# First trip father and son.



## SammyYak (Dec 27, 2011)

I saw that the conditions might be right to have my 9 year old son try yakking with me. I put him into one and let him float around a bit getting used to paddling. I climbed in the other one and away we went.
I tied a line on my stern with a carabiner one the other end so I could clip it to his stern while we floated/fished together or move it to his bow when he needed a tow. We went out with the sole purpose of getting used to paddling around and possibly casting a line out also. He did great!!:thumbup:
We ended up sightseeing and casting out a line. First cast at a sweet spot brought home dinner. 17" speck caught up river. Didn't fish much more and went sightseeing. 
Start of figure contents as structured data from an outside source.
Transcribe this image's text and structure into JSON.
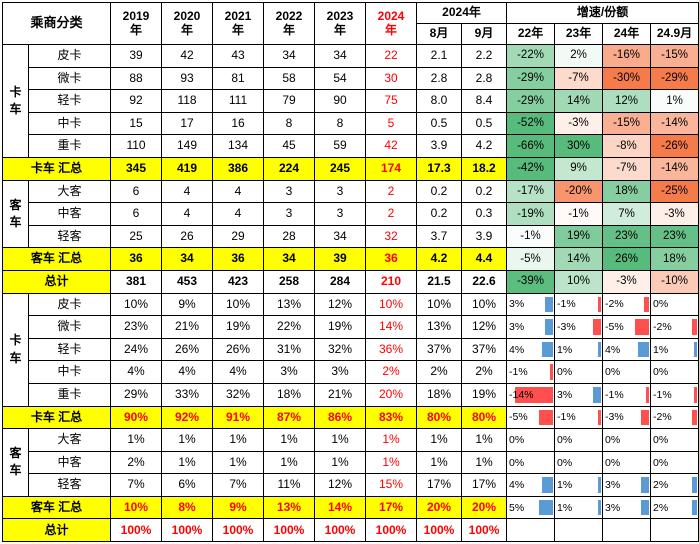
{
  "palette": {
    "highlight_yellow": "#FFFF00",
    "accent_red": "#FF0000",
    "heat_green": "#57BB7B",
    "heat_orange": "#F57C4A",
    "bar_blue": "#5B9BD5",
    "bar_red": "#FF4F4F",
    "grid_black": "#000000"
  },
  "chart_data": {
    "type": "table",
    "header": {
      "corner": "乘商分类",
      "years": [
        {
          "line1": "2019",
          "line2": "年",
          "red": false
        },
        {
          "line1": "2020",
          "line2": "年",
          "red": false
        },
        {
          "line1": "2021",
          "line2": "年",
          "red": false
        },
        {
          "line1": "2022",
          "line2": "年",
          "red": false
        },
        {
          "line1": "2023",
          "line2": "年",
          "red": false
        },
        {
          "line1": "2024",
          "line2": "年",
          "red": true
        }
      ],
      "months_group": "2024年",
      "months": [
        "8月",
        "9月"
      ],
      "growth_group": "增速/份额",
      "growth_cols": [
        "22年",
        "23年",
        "24年",
        "24.9月"
      ]
    },
    "sections": [
      {
        "style": "heatmap",
        "rows": [
          {
            "kind": "item",
            "group": "卡车",
            "groupSpan": 5,
            "label": "皮卡",
            "values": [
              "39",
              "42",
              "43",
              "34",
              "34",
              "22",
              "2.1",
              "2.2"
            ],
            "growth": [
              "-22%",
              "2%",
              "-16%",
              "-15%"
            ]
          },
          {
            "kind": "item",
            "label": "微卡",
            "values": [
              "88",
              "93",
              "81",
              "58",
              "54",
              "30",
              "2.8",
              "2.8"
            ],
            "growth": [
              "-29%",
              "-7%",
              "-30%",
              "-29%"
            ]
          },
          {
            "kind": "item",
            "label": "轻卡",
            "values": [
              "92",
              "118",
              "111",
              "79",
              "90",
              "75",
              "8.0",
              "8.4"
            ],
            "growth": [
              "-29%",
              "14%",
              "12%",
              "1%"
            ]
          },
          {
            "kind": "item",
            "label": "中卡",
            "values": [
              "15",
              "17",
              "16",
              "8",
              "8",
              "5",
              "0.5",
              "0.5"
            ],
            "growth": [
              "-52%",
              "-3%",
              "-15%",
              "-14%"
            ]
          },
          {
            "kind": "item",
            "label": "重卡",
            "values": [
              "110",
              "149",
              "134",
              "45",
              "59",
              "42",
              "3.9",
              "4.2"
            ],
            "growth": [
              "-66%",
              "30%",
              "-8%",
              "-26%"
            ]
          },
          {
            "kind": "subtotal",
            "label": "卡车 汇总",
            "values": [
              "345",
              "419",
              "386",
              "224",
              "245",
              "174",
              "17.3",
              "18.2"
            ],
            "growth": [
              "-42%",
              "9%",
              "-7%",
              "-14%"
            ]
          },
          {
            "kind": "item",
            "group": "客车",
            "groupSpan": 3,
            "label": "大客",
            "values": [
              "6",
              "4",
              "4",
              "3",
              "3",
              "2",
              "0.2",
              "0.2"
            ],
            "growth": [
              "-17%",
              "-20%",
              "18%",
              "-25%"
            ]
          },
          {
            "kind": "item",
            "label": "中客",
            "values": [
              "6",
              "4",
              "4",
              "3",
              "3",
              "2",
              "0.2",
              "0.3"
            ],
            "growth": [
              "-19%",
              "-1%",
              "7%",
              "-3%"
            ]
          },
          {
            "kind": "item",
            "label": "轻客",
            "values": [
              "25",
              "26",
              "29",
              "28",
              "34",
              "32",
              "3.7",
              "3.9"
            ],
            "growth": [
              "-1%",
              "19%",
              "23%",
              "23%"
            ]
          },
          {
            "kind": "subtotal",
            "label": "客车 汇总",
            "values": [
              "36",
              "34",
              "36",
              "34",
              "39",
              "36",
              "4.2",
              "4.4"
            ],
            "growth": [
              "-5%",
              "14%",
              "26%",
              "18%"
            ]
          },
          {
            "kind": "total",
            "label": "总计",
            "values": [
              "381",
              "453",
              "423",
              "258",
              "284",
              "210",
              "21.5",
              "22.6"
            ],
            "growth": [
              "-39%",
              "10%",
              "-3%",
              "-10%"
            ]
          }
        ]
      },
      {
        "style": "bars",
        "rows": [
          {
            "kind": "item",
            "group": "卡车",
            "groupSpan": 5,
            "label": "皮卡",
            "values": [
              "10%",
              "9%",
              "10%",
              "13%",
              "12%",
              "10%",
              "10%",
              "10%"
            ],
            "growth": [
              "3%",
              "-1%",
              "-2%",
              "0%"
            ]
          },
          {
            "kind": "item",
            "label": "微卡",
            "values": [
              "23%",
              "21%",
              "19%",
              "22%",
              "19%",
              "14%",
              "13%",
              "12%"
            ],
            "growth": [
              "3%",
              "-3%",
              "-5%",
              "-2%"
            ]
          },
          {
            "kind": "item",
            "label": "轻卡",
            "values": [
              "24%",
              "26%",
              "26%",
              "31%",
              "32%",
              "36%",
              "37%",
              "37%"
            ],
            "growth": [
              "4%",
              "1%",
              "4%",
              "1%"
            ]
          },
          {
            "kind": "item",
            "label": "中卡",
            "values": [
              "4%",
              "4%",
              "4%",
              "3%",
              "3%",
              "2%",
              "2%",
              "2%"
            ],
            "growth": [
              "-1%",
              "0%",
              "0%",
              "0%"
            ]
          },
          {
            "kind": "item",
            "label": "重卡",
            "values": [
              "29%",
              "33%",
              "32%",
              "18%",
              "21%",
              "20%",
              "18%",
              "19%"
            ],
            "growth": [
              "-14%",
              "3%",
              "-1%",
              "-1%"
            ]
          },
          {
            "kind": "subtotal",
            "label": "卡车 汇总",
            "values": [
              "90%",
              "92%",
              "91%",
              "87%",
              "86%",
              "83%",
              "80%",
              "80%"
            ],
            "growth": [
              "-5%",
              "-1%",
              "-3%",
              "-2%"
            ]
          },
          {
            "kind": "item",
            "group": "客车",
            "groupSpan": 3,
            "label": "大客",
            "values": [
              "1%",
              "1%",
              "1%",
              "1%",
              "1%",
              "1%",
              "1%",
              "1%"
            ],
            "growth": [
              "0%",
              "0%",
              "0%",
              "0%"
            ]
          },
          {
            "kind": "item",
            "label": "中客",
            "values": [
              "2%",
              "1%",
              "1%",
              "1%",
              "1%",
              "1%",
              "1%",
              "1%"
            ],
            "growth": [
              "0%",
              "0%",
              "0%",
              "0%"
            ]
          },
          {
            "kind": "item",
            "label": "轻客",
            "values": [
              "7%",
              "6%",
              "7%",
              "11%",
              "12%",
              "15%",
              "17%",
              "17%"
            ],
            "growth": [
              "4%",
              "1%",
              "3%",
              "2%"
            ]
          },
          {
            "kind": "subtotal",
            "label": "客车 汇总",
            "values": [
              "10%",
              "8%",
              "9%",
              "13%",
              "14%",
              "17%",
              "20%",
              "20%"
            ],
            "growth": [
              "5%",
              "1%",
              "3%",
              "2%"
            ]
          },
          {
            "kind": "total",
            "label": "总计",
            "values": [
              "100%",
              "100%",
              "100%",
              "100%",
              "100%",
              "100%",
              "100%",
              "100%"
            ],
            "growth": [
              "",
              "",
              "",
              ""
            ]
          }
        ]
      }
    ]
  }
}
All in all it was a great day


----------



## 192 (Oct 1, 2007)

Great! I cant wait for my 2 little ones to get on the water with me.


----------



## osborne311 (Aug 1, 2011)

Awesome! My boy is 4, cannot wait.


----------



## BlackJeep (Jun 13, 2010)

Good stuff and a good introduction to kayaking for him for sure.


----------



## oxbeast1210 (Jun 21, 2010)

Awesome ,
great dad right there!


----------



## azevedo16 (Aug 18, 2010)

Thats awesome cant wait to get back home and take my son!


----------



## user10309 (Sep 28, 2009)

Thanks for sharing, his smiles says it all, congrats on a fine afternoon


----------



## pompanopete (Aug 5, 2009)

Very nice...


----------



## dthomas142 (Jul 18, 2011)

Nice job Sam! Way to start the tradition, cant wait to be able to take my boy out as well. Tight Lines to you both:thumbup:


----------



## Ikester (Jun 24, 2011)

Awesome. He's off to a great start!


----------



## bbarton13 (May 4, 2009)

Wirelessly posted (Iphone )

Sweet, i cant wait till my son is old enough to fish with me!


----------



## Herculined (Apr 27, 2008)

Jealous! My baby is only three, but he has a good time with his Sponge Bob fishing pole, on the pier.


----------



## Bonsaifishrman (Mar 17, 2009)

Thats awsome Sam. What a great father/son time on the water. Thats just great!


----------



## navkingfisher (May 14, 2009)

Thats way cool! My granddaughters and nieghbors son picked up the habit from me and they love it!


----------



## 16983 (Sep 12, 2011)

Sounds like you got him off to a good start


----------



## k-dub (Jun 3, 2011)

awesome ! I have twin 10 yr olds that are going to get introduced on sunday ! I have the same intentions . just getting them use to it and see how they do !


----------